Marie Antoinette is known to have worked with a perfumer on a very floral scent. The formula has been preserved and there is talk of re-creating the original fragrance. If it were available today, it would be used as a fragrance. But Marie Antoinette wore it more to disguise the fact that she never bathed, seldom changed clothes, and was around people who were actually less hygienic than she was.

Meanwhile, over in Germany, a little shop in Cologne was working on a light citrus scent that would become more widely distributed. This scent, nicknamed 4711, would one day find itsway to medicine cabinet all over Europe. It's still available today.

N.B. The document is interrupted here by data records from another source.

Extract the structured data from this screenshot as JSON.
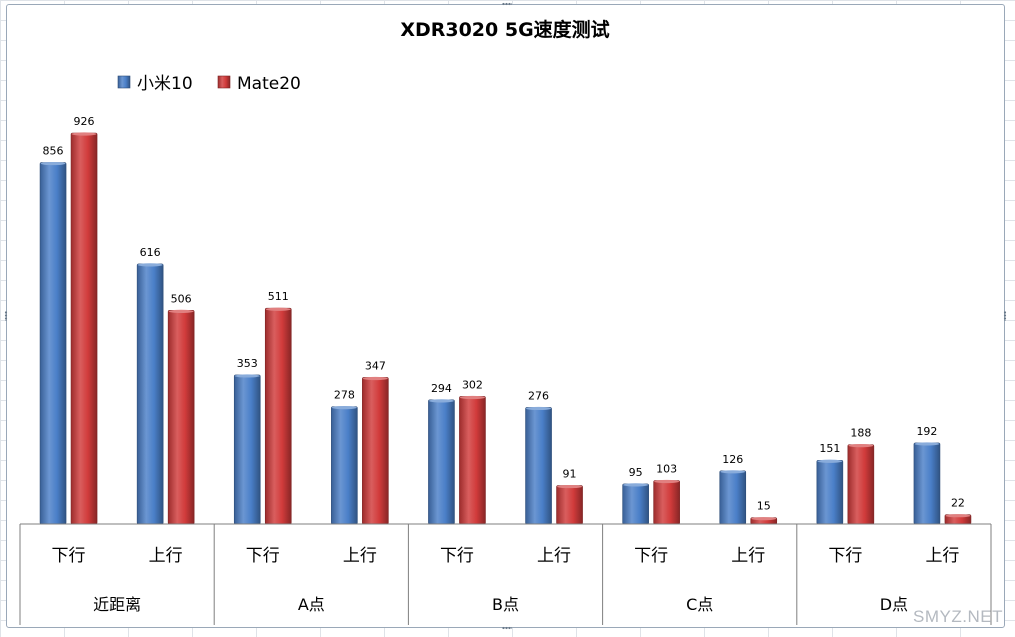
{
  "chart_data": {
    "type": "bar",
    "title": "XDR3020 5G速度测试",
    "groups": [
      "近距离",
      "A点",
      "B点",
      "C点",
      "D点"
    ],
    "subcategories": [
      "下行",
      "上行"
    ],
    "categories": [
      "近距离 下行",
      "近距离 上行",
      "A点 下行",
      "A点 上行",
      "B点 下行",
      "B点 上行",
      "C点 下行",
      "C点 上行",
      "D点 下行",
      "D点 上行"
    ],
    "series": [
      {
        "name": "小米10",
        "color": "#4a7fc8",
        "values": [
          856,
          616,
          353,
          278,
          294,
          276,
          95,
          126,
          151,
          192
        ]
      },
      {
        "name": "Mate20",
        "color": "#d13b3b",
        "values": [
          926,
          506,
          511,
          347,
          302,
          91,
          103,
          15,
          188,
          22
        ]
      }
    ],
    "ylim": [
      0,
      926
    ],
    "legend": "top-left",
    "grid": false
  },
  "watermark": "SMYZ.NET"
}
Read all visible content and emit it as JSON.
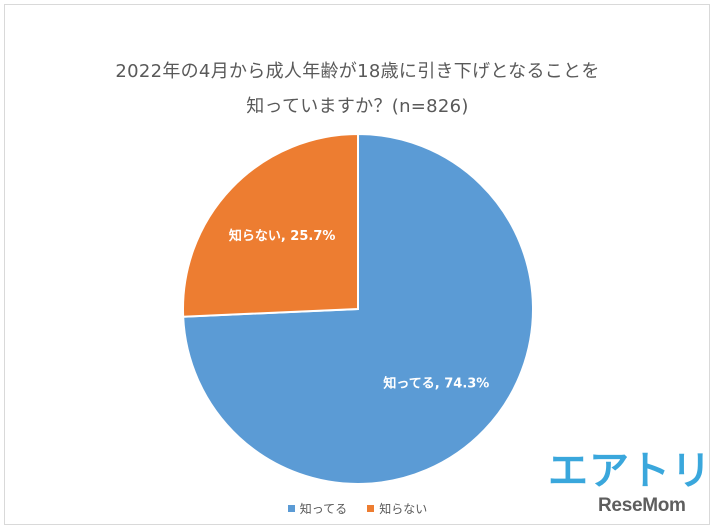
{
  "chart_data": {
    "type": "pie",
    "title_line1": "2022年の4月から成人年齢が18歳に引き下げとなることを",
    "title_line2": "知っていますか？(n=826)",
    "slices": [
      {
        "label": "知ってる",
        "value": 74.3,
        "data_label": "知ってる, 74.3%",
        "color": "#5b9bd5"
      },
      {
        "label": "知らない",
        "value": 25.7,
        "data_label": "知らない, 25.7%",
        "color": "#ed7d31"
      }
    ],
    "start_angle": "12 o'clock",
    "direction": "clockwise",
    "legend_position": "bottom"
  },
  "legend": [
    {
      "label": "知ってる",
      "color": "#5b9bd5"
    },
    {
      "label": "知らない",
      "color": "#ed7d31"
    }
  ],
  "branding": {
    "logo_text": "エアトリ",
    "watermark_text": "ReseMom"
  }
}
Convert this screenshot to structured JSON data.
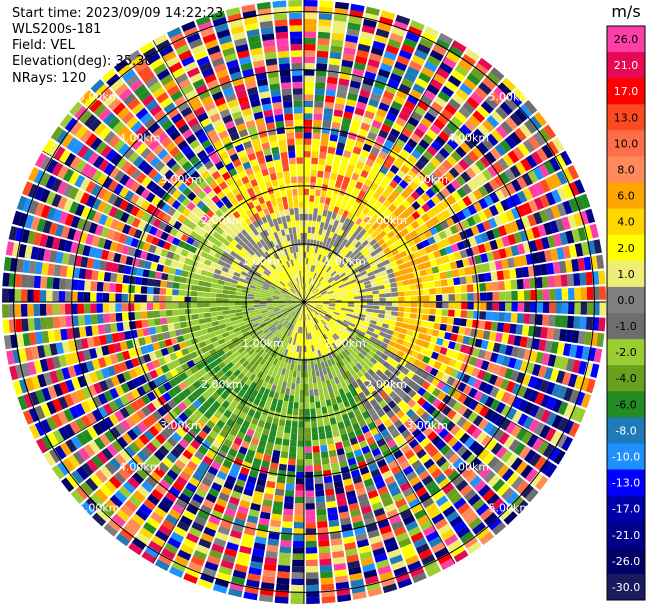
{
  "info": {
    "start_time": "Start time: 2023/09/09 14:22:23",
    "instrument": "WLS200s-181",
    "field": "Field: VEL",
    "elevation": "Elevation(deg): 35.30",
    "nrays": "NRays: 120"
  },
  "chart_data": {
    "type": "heatmap",
    "projection": "polar PPI",
    "field": "VEL",
    "rays": 120,
    "range_rings_km": [
      1.0,
      2.0,
      3.0,
      4.0,
      5.0
    ],
    "ring_labels": [
      "1.00km",
      "2.00km",
      "3.00km",
      "4.00km",
      "5.00km"
    ],
    "max_range_km": 5.2,
    "colorbar": {
      "unit": "m/s",
      "ticks": [
        "26.0",
        "21.0",
        "17.0",
        "13.0",
        "10.0",
        "8.0",
        "6.0",
        "4.0",
        "2.0",
        "1.0",
        "0.0",
        "-1.0",
        "-2.0",
        "-4.0",
        "-6.0",
        "-8.0",
        "-10.0",
        "-13.0",
        "-17.0",
        "-21.0",
        "-26.0",
        "-30.0"
      ],
      "colors": [
        "#ff3fa8",
        "#e60a52",
        "#ff0000",
        "#ff4a1f",
        "#ff6e4a",
        "#ff8a5a",
        "#ffa500",
        "#ffd700",
        "#ffff00",
        "#eeee77",
        "#808080",
        "#6e6e6e",
        "#9acd32",
        "#6aa020",
        "#228b22",
        "#1e7ab8",
        "#1e90ff",
        "#0000ff",
        "#0000aa",
        "#00008b",
        "#000066",
        "#1a1a5e"
      ]
    }
  }
}
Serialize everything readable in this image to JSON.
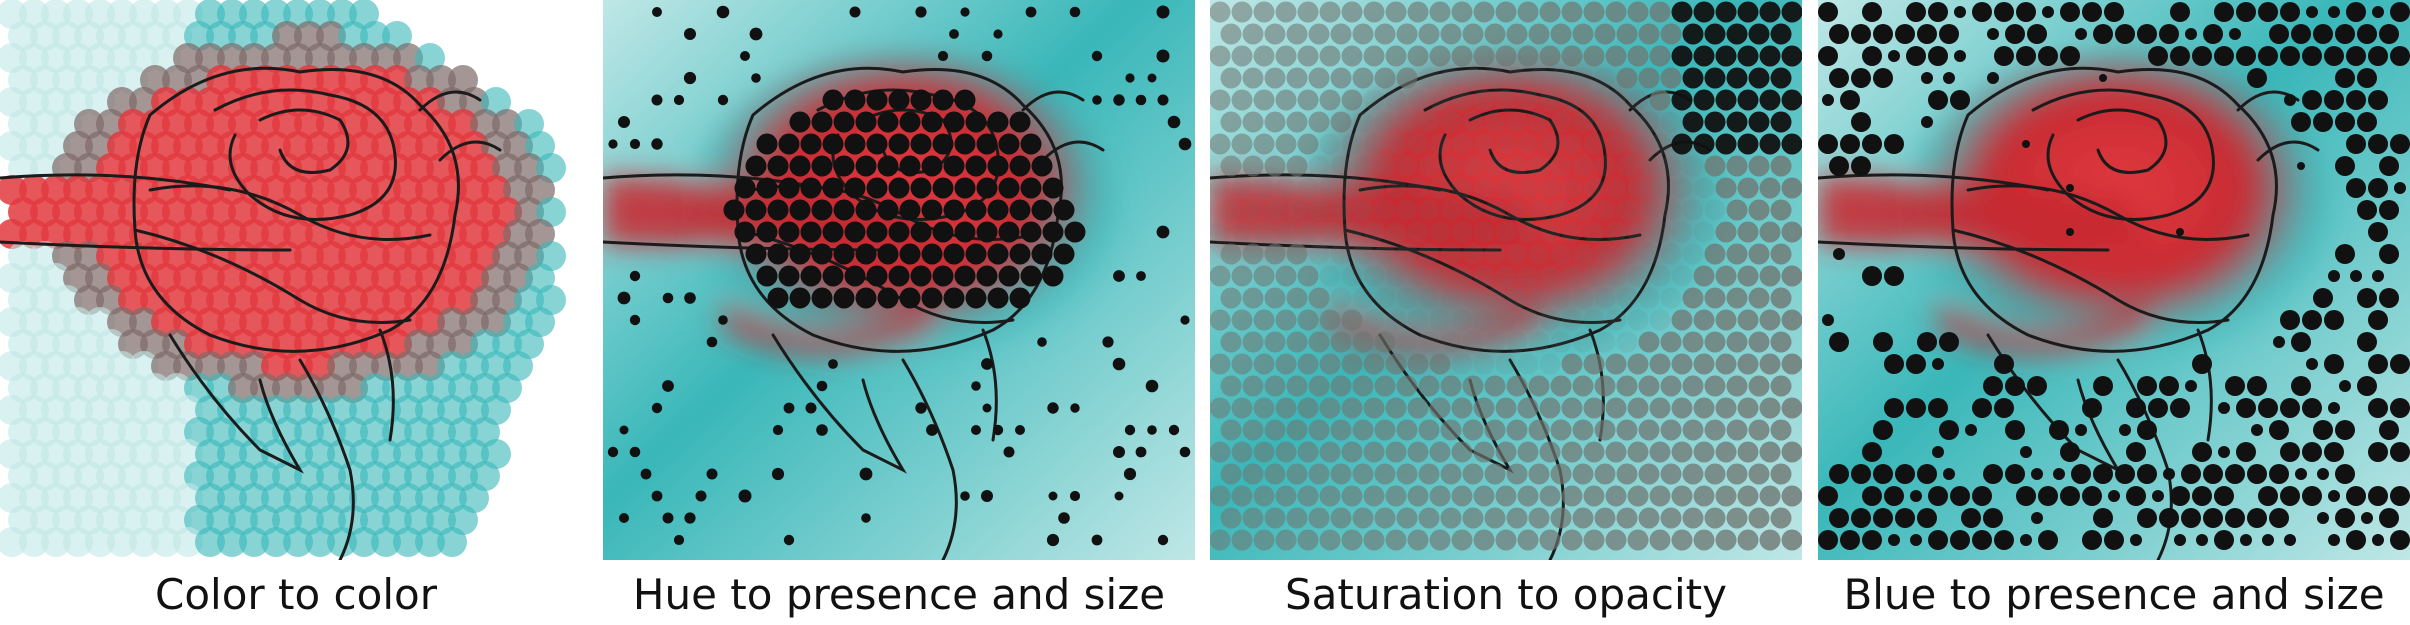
{
  "panels": [
    {
      "id": "color",
      "caption": "Color to color",
      "mode": "color"
    },
    {
      "id": "hue",
      "caption": "Hue to presence and size",
      "mode": "hue"
    },
    {
      "id": "saturation",
      "caption": "Saturation to opacity",
      "mode": "sat"
    },
    {
      "id": "blue",
      "caption": "Blue to presence and size",
      "mode": "blue"
    }
  ],
  "colors": {
    "teal": "#39b7b9",
    "light_teal": "#bfe7e6",
    "rose_red": "#e23a3f",
    "deep_red": "#c72b33",
    "dot": "#111111",
    "grey_dot": "#6f7671",
    "sketch": "#1b1b1b"
  },
  "icons": [
    "rose-sketch"
  ]
}
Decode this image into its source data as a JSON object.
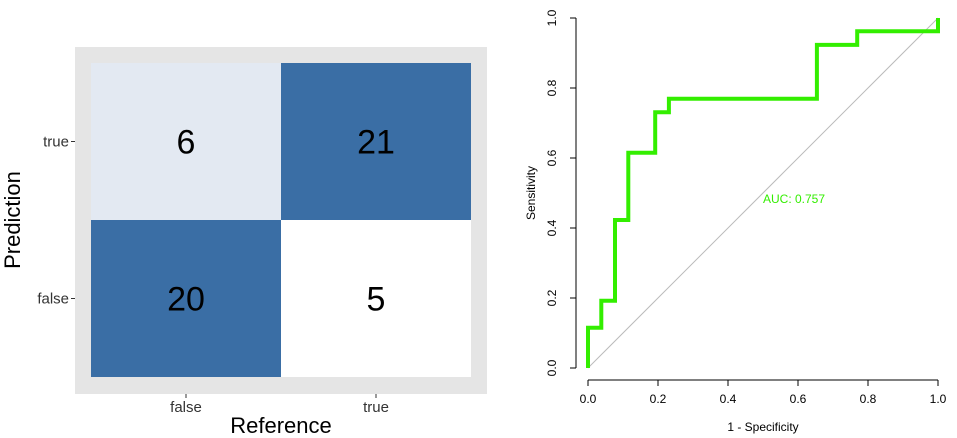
{
  "chart_data": [
    {
      "type": "heatmap",
      "xlabel": "Reference",
      "ylabel": "Prediction",
      "x_categories": [
        "false",
        "true"
      ],
      "y_categories": [
        "false",
        "true"
      ],
      "cells": [
        {
          "reference": "false",
          "prediction": "true",
          "value": 6,
          "color": "#e3e9f2"
        },
        {
          "reference": "true",
          "prediction": "true",
          "value": 21,
          "color": "#3a6ea5"
        },
        {
          "reference": "false",
          "prediction": "false",
          "value": 20,
          "color": "#3a6ea5"
        },
        {
          "reference": "true",
          "prediction": "false",
          "value": 5,
          "color": "#ffffff"
        }
      ],
      "panel_background": "#e5e5e5"
    },
    {
      "type": "line",
      "xlabel": "1 - Specificity",
      "ylabel": "Sensitivity",
      "xlim": [
        0,
        1
      ],
      "ylim": [
        0,
        1
      ],
      "xticks": [
        "0.0",
        "0.2",
        "0.4",
        "0.6",
        "0.8",
        "1.0"
      ],
      "yticks": [
        "0.0",
        "0.2",
        "0.4",
        "0.6",
        "0.8",
        "1.0"
      ],
      "annotation": "AUC: 0.757",
      "annotation_color": "#33ee00",
      "series": [
        {
          "color": "#33ee00",
          "x": [
            0,
            0,
            0.038,
            0.038,
            0.077,
            0.077,
            0.115,
            0.115,
            0.192,
            0.192,
            0.231,
            0.231,
            0.654,
            0.654,
            0.769,
            0.769,
            1,
            1
          ],
          "y": [
            0,
            0.115,
            0.115,
            0.192,
            0.192,
            0.423,
            0.423,
            0.615,
            0.615,
            0.731,
            0.731,
            0.769,
            0.769,
            0.923,
            0.923,
            0.962,
            0.962,
            1
          ]
        }
      ],
      "reference_line": {
        "x": [
          0,
          1
        ],
        "y": [
          0,
          1
        ],
        "color": "#bbbbbb"
      }
    }
  ]
}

Fragrance became more democratic. When regular bathing became vogue and sanitary laws were instituted (along with indoor plumbing) perfume became less "medical" and more cosmetic. At the same time, perfume prices declined. Ordinary people (well, ordinary people with money) could wear perfume and get away with it.

Now perfume has always been a luxury item. Even today, it's an expensive commodity. But the emergence of the middle class (and by that I mean that the world's money was now being controlled by a whole lot more people) and the rise in hygiene created an unprecedented situation in which perfume could be enjoyed for itself.

Marie Antoinette wore perfume to guard against disease, protect her healthy, block the bathroom odors in the palace corridors, and thwart the body odor of those genteel gentlemen and gentlewomen who surrounded her at court. For her, perfume was like a vitamin pill (a way to keep healthy) and a mood enhancer (a way to make the world more pleasant).

By the 1800s, perfume was more common. Then in the 1920s, it became a consumer product. Today, we wear perfume for the sensory enjoyment of it. Few people today wear perfume to cover the stink of the world around them, but rather to enhance their sensory experiences. It's no wonder that the old heavy floral scents of Marie Antoinette's today seem to get progressively lighter and airier.